Foreign Office

Il fatturato di News Corp è sceso nel 2016 del 2,1%. Crescono le revenue digitali e la società si prepara a lanciare un ad network proprietario

Il calo dei ricavi (-2,1% nel 2016) derivanti soprattutto dal settore della carta stampata, spinge News Corp ad accelerare la transizione della società verso il digitale: lettori e abbonati sono infatti in costante crescita grazie ai suoi contenuti premium (Wall Street Journal in testa) e ciò assicura agli inserzionisti audience qualificate e misurabili in ambienti ‘sicuri’ per i loro brand, anche all’interno del nuovo adnetwork in programmatic che l’editore si appresta a lanciare.

Nonostante il significativo incremento dei proventi derivanti dalle operazioni digitali, nel 2016 il giro d’affari di News Corp è sceso del -2,1% a 2,12 miliardi di dollari, 400 milioni in meno rispetto all’anno precedente: la perdita si è concentrata nell’ultimo trimestre dell’anno con un calo di 219 milioni di dollari (nello stesso periodo del 2015 la perdita ammontava a 106 milioni). Oltre alla svalutazione di asset legati al media network australiano Foxtel, la perdita è legata al declino delle attività nel settore della stampa tradizionale: come ha sottolineato il Ceo Robert Thomson nel corso di una conference call con gli analisti, il fatturato digitale è cresciuto infatti fino a valere il 27% del segmento ‘News and information services’ (rispetto al +22% dell’anno precedente) e il 16% di quello ‘Digital Real Estate Services’.

“Il pubblico chiede integrità – ha affermato Thomson – ed è per questo che le nostre testate di punta hanno tutte registrato una forte crescita di lettori e abbonati nel quarto trimestre”. Il fiore all’occhiello continua a essere il Wall Street Journal, che ha superato i 2,1 milioni di abbonati, più del 50% dei quali, ed è la prima volta, all’edizione digitale.

Usando come metro di riferimento i contenuti premium pubblicati da News Corp, Thomson ha indicato come i colossi del web - senza citarli per nome ma riferendosi a Facebook e Google – siano in qualche modo ‘complici’ della diffusione delle fake news, e come i player del programmatic abbiano evidenti responsabilità nel ‘sostenere’ organizzazioni militanti: “Troppo spesso, nel mercato attuale, mancano affinità e integrità – ha aggiunto –. Una sistemata a un algoritmo o un fact checking occasionale non risolvono i problemi alla radice.
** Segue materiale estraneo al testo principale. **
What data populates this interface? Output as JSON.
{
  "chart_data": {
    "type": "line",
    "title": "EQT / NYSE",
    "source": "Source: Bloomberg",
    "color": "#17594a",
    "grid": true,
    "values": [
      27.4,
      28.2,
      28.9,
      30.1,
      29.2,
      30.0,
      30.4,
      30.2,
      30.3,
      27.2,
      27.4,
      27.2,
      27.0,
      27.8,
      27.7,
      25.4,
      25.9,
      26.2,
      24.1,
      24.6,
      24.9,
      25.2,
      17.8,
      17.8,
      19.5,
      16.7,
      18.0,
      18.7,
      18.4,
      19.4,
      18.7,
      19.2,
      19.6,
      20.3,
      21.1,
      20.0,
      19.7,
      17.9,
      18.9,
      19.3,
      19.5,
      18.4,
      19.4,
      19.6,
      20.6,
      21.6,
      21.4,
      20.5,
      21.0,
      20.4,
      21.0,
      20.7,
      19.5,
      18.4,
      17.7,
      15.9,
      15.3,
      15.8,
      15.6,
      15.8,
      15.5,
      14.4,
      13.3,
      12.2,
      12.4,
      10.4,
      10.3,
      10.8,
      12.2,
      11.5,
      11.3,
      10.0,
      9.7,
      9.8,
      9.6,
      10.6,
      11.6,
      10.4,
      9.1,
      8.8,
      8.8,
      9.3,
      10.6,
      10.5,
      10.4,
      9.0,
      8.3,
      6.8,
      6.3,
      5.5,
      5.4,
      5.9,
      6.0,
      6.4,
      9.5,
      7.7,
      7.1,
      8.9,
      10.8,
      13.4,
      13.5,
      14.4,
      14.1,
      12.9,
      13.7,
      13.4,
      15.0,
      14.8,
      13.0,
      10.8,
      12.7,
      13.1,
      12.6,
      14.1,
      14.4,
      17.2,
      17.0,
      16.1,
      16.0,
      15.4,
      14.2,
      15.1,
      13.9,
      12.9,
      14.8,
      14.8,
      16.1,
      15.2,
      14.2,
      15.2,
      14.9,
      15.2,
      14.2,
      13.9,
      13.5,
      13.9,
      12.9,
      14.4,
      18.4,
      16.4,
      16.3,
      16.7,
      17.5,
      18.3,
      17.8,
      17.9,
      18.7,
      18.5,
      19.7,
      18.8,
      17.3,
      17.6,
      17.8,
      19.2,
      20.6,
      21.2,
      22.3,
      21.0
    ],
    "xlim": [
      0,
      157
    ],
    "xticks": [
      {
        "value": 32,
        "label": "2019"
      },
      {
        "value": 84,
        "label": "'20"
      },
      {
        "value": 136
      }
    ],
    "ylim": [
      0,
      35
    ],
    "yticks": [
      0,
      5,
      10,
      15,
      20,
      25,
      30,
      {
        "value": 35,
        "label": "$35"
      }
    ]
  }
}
Anche le agenzie e le loro piattaforme programmatiche hanno delle responsabilità, perché spesso si limitano ad aggregare delle audience anche quando queste si raccolgono attorno a contenuti di dubbia provenienza o qualità”.

Gli inserzionisti hanno bisogno di spazi affidabili e di risultati concreti, non delle metriche oscure e poco trasparenti di molte piattaforme digitali – ha affermato Thomson riferendosi alla recente indagine del quotidiano The Times su alcuni brand che, attraverso pianificazioni in programmatic, hanno involontariamente finanziato siti estremisti o pornografici –. Noi riteniamo di essere posizionati molto meglio di quelli che sono considerati nostri pari per affrontare la violente tempesta che si sta abbantendo sul mondo opaco e tenebroso dei media e del digital publishing”.

Per sostenere la necessaria e rapida transizione verso il digitale e per fornire agli advertiser un’audience qualificata e misurabile in un ambiente sicuro e verificato, Thomson ha annunciato un ambizioso programma di espansione nell’area del programmatic attraverso il lancio di un adnetwork proprietario, attualmente in fase di test.